ALTAMEDA: (Singing) Bought a dead man's suit in Denver. Then I wore it on the stage. Got me thinking about impermanence, how everything dies with age.

SIMON: What does your music and performance and the gift you have - what does it mean to you to be able to do, particularly during what I understand have been some difficult times?

GRICE: Yeah. I mean, I've kind of always felt a lot more comfortable creating something on stage with a group of like-minded people. We're just kind of - really, I think with this record hitting a stride sonically and the content that Troy is putting into that, the lyrics and the songs themselves is - you know, is just growing and getting better and better. You know, like, the personal aspect of it is something I think Troy can probably speak to a little bit better, but that's sort of how it feels for me.

SIMON: Troy, Troy Snaterse, you - well, you had to live through a lot of personal loss recently, didn't you?

SNATERSE: Yeah. Yeah, it was - yeah, my dad suffered a pretty serious stroke. He was in a coma for a couple of weeks and, you know, miraculously came out of it. And then my stepbrother, who was 18 at the time, ended up passing away maybe a week later in a motor vehicle accident. It's sort of - that dichotomy between being obviously extremely relieved that my, you know, dad had pulled through and then having my 18-year-old stepbrother pass away - you know, it just sort of had me considering why maybe some people are given a second chance and some people aren't. And it also had me considering my own mortality and what I was sort of going after in life with music and everything else. And yeah, it was just very informative to a lot of this record.

SIMON: When I looked into the song "Just Me & You" - we're going to hear a little of it now.

(SOUNDBITE OF SONG, "JUST ME & YOU")

ALTAMEDA: There's nothing I wouldn't do for you. After everything that we've been through, you know we got to...
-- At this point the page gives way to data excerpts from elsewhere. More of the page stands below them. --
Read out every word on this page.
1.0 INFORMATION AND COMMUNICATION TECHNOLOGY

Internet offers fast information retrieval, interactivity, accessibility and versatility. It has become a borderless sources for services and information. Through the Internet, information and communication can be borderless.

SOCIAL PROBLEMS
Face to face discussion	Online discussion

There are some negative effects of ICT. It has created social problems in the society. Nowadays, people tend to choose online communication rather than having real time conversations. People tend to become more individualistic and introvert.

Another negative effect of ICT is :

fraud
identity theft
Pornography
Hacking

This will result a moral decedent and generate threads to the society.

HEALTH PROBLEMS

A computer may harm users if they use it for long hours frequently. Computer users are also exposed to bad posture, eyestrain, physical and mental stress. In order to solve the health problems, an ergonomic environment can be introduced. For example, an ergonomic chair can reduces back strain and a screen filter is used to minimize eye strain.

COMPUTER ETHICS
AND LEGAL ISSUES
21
SIMON: I thought that could be a song, Troy Snaterse, for either your father or your stepbrother or both.

SNATERSE: Absolutely. Yeah, it was actually for my brother, my blood-brother. It was just when we were kind of going through that entire experience, we realized that, you know, we were kind of going through it alone. And if my dad wouldn't have pulled through, then, you know, we would have just been sort of on our own. And so I wrote it as sort of a love song to him.

(SOUNDBITE OF SONG, "JUST ME & YOU")

ALTAMEDA: (Singing) There's nothing I wouldn't do for you after everything that we've been through.

SIMON: Altameda's Erik Grice and Troy Snaterse, thanks so much for being with us. Good luck to both of you.

GRICE: Yeah, I really appreciate it. Thank you so much.

SNATERSE: Thank you so much for having us. It's been an honor.